Private equity acquisitions appear to be a newer trend. The survey discovered that 38% of physicians in private equity-owned practices said their practice was acquired after 2019, compared to just 10% of physicians in hospital-owned practices.

While 47.2% of physicians in hospital-owned practices said they had been acquired prior to 2015, only 17.1% of physicians in private equity-owned practices said the same.

Practice size and structure vary significantly by ownership model. Nearly half of physicians in private practice work in offices with fewer than five physicians (49.2%), compared to just 16.1% in hospital-owned practices and 12.9% in those owned by private equity.

In contrast, nearly one-third of physicians in hospital-owned (31.3%) and private equity-owned (32.6%) practices work in groups of 50 or more, while only 11.8% of private practice physicians do.

For the MPL insurance industry, the shrinking share of private practice physicians presents a significant challenge. Independent practitioners are the primary purchasers of MPL coverage, securing their own policies through insurance agents or directly from insurers.
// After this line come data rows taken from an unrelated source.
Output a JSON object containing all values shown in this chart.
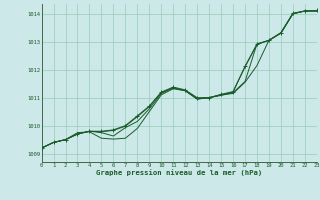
{
  "title": "Graphe pression niveau de la mer (hPa)",
  "bg_color": "#cce8e8",
  "grid_color": "#99ccbb",
  "line_color": "#1a5c2a",
  "x_ticks": [
    0,
    1,
    2,
    3,
    4,
    5,
    6,
    7,
    8,
    9,
    10,
    11,
    12,
    13,
    14,
    15,
    16,
    17,
    18,
    19,
    20,
    21,
    22,
    23
  ],
  "y_ticks": [
    1009,
    1010,
    1011,
    1012,
    1013,
    1014
  ],
  "ylim": [
    1008.7,
    1014.35
  ],
  "xlim": [
    0,
    23
  ],
  "series": [
    [
      1009.2,
      1009.4,
      1009.5,
      1009.75,
      1009.78,
      1009.55,
      1009.52,
      1009.55,
      1009.9,
      1010.5,
      1011.1,
      1011.32,
      1011.25,
      1010.95,
      1011.0,
      1011.1,
      1011.15,
      1011.55,
      1012.15,
      1013.05,
      1013.3,
      1014.0,
      1014.1,
      1014.1
    ],
    [
      1009.2,
      1009.4,
      1009.5,
      1009.7,
      1009.8,
      1009.75,
      1009.63,
      1009.93,
      1010.15,
      1010.6,
      1011.15,
      1011.35,
      1011.25,
      1010.95,
      1011.0,
      1011.08,
      1011.18,
      1011.58,
      1012.92,
      1013.05,
      1013.32,
      1014.0,
      1014.1,
      1014.1
    ],
    [
      1009.2,
      1009.4,
      1009.5,
      1009.7,
      1009.8,
      1009.78,
      1009.83,
      1009.98,
      1010.32,
      1010.68,
      1011.18,
      1011.35,
      1011.25,
      1010.98,
      1011.0,
      1011.1,
      1011.2,
      1012.1,
      1012.9,
      1013.05,
      1013.32,
      1014.0,
      1014.1,
      1014.1
    ],
    [
      1009.2,
      1009.4,
      1009.5,
      1009.7,
      1009.8,
      1009.8,
      1009.85,
      1010.0,
      1010.35,
      1010.7,
      1011.2,
      1011.38,
      1011.28,
      1011.0,
      1011.0,
      1011.12,
      1011.22,
      1012.12,
      1012.92,
      1013.05,
      1013.32,
      1014.02,
      1014.1,
      1014.12
    ]
  ]
}
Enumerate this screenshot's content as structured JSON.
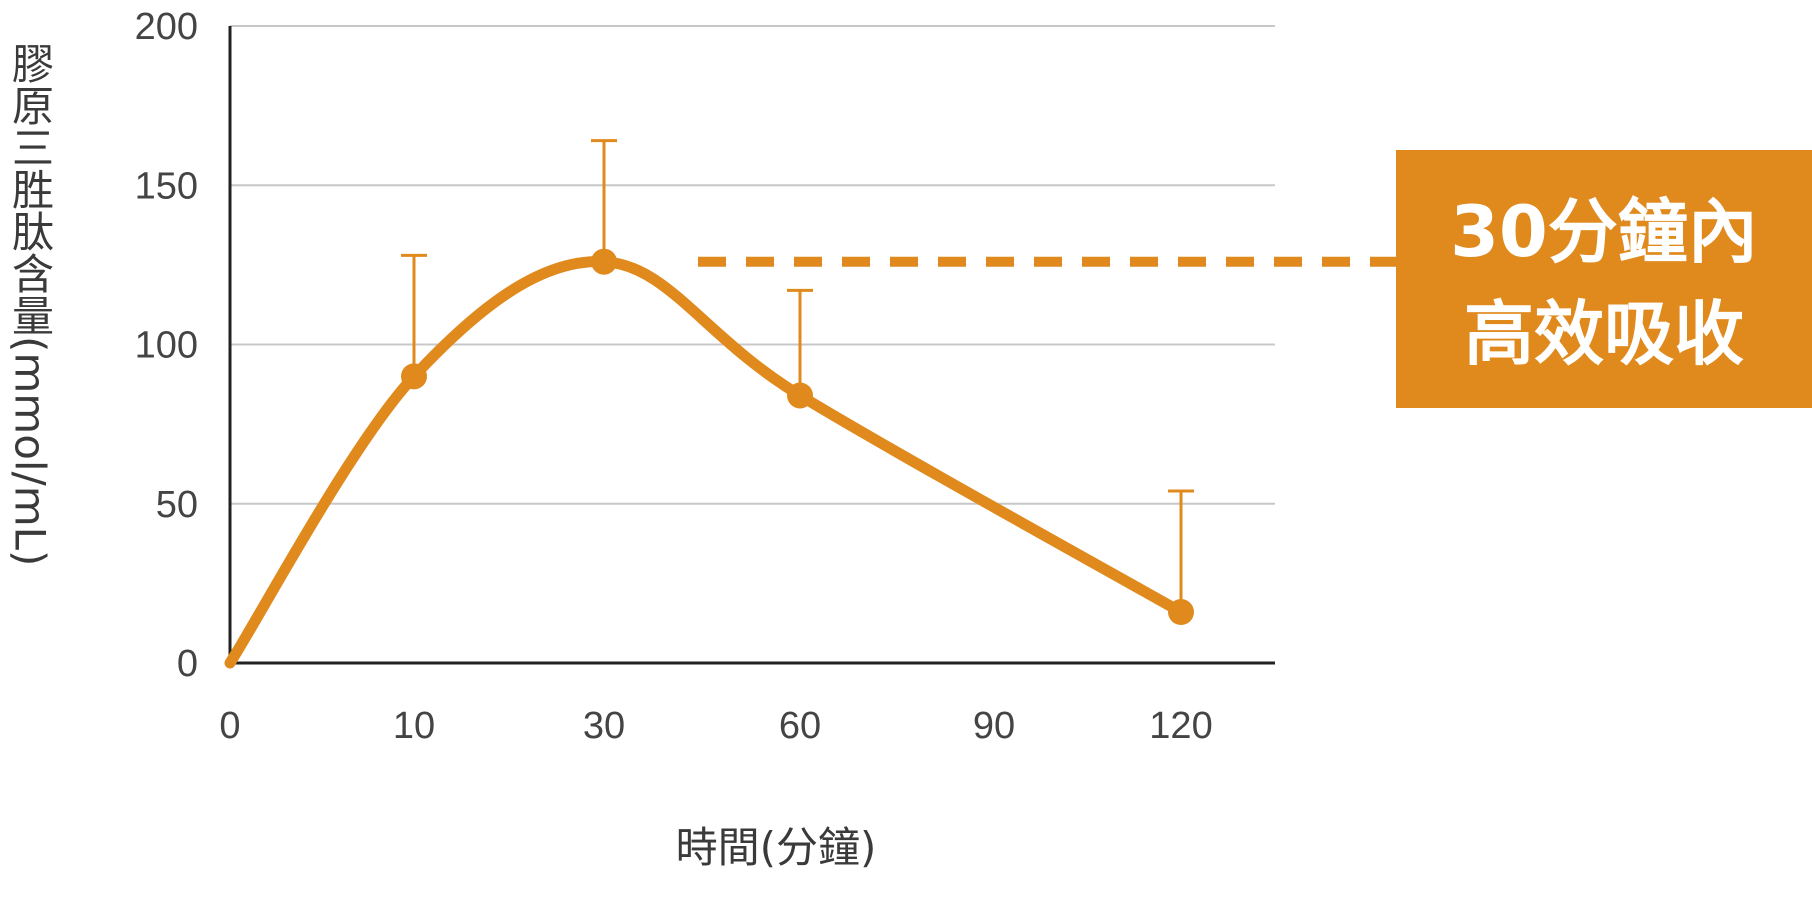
{
  "chart_data": {
    "type": "line",
    "title": "",
    "xlabel": "時間(分鐘)",
    "ylabel": "膠原三胜肽含量(mmol/mL)",
    "categories": [
      "0",
      "10",
      "30",
      "60",
      "90",
      "120"
    ],
    "ylim": [
      0,
      200
    ],
    "yticks": [
      0,
      50,
      100,
      150,
      200
    ],
    "grid": true,
    "series": [
      {
        "x": [
          "0",
          "10",
          "30",
          "60",
          "120"
        ],
        "values": [
          0,
          90,
          126,
          84,
          16
        ],
        "error_upper": [
          null,
          128,
          164,
          117,
          54
        ]
      }
    ],
    "annotation": {
      "lines": [
        "30分鐘內",
        "高效吸收"
      ],
      "value": 126
    }
  },
  "colors": {
    "line": "#E08A1E",
    "callout_bg": "#E08A1E",
    "grid": "#c8c8c8",
    "axis": "#222222",
    "text": "#444444"
  }
}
In contrast, physicians employed by hospitals or corporate entities are typically covered by self-insurance vehicles or captive insurance arrangements managed by their employers.

As more physicians move into employment-based models, traditional MPL carriers face a shrinking customer base and growing pressure to diversify their product offerings or adapt their underwriting strategies to serve large institutional buyers rather than individual providers.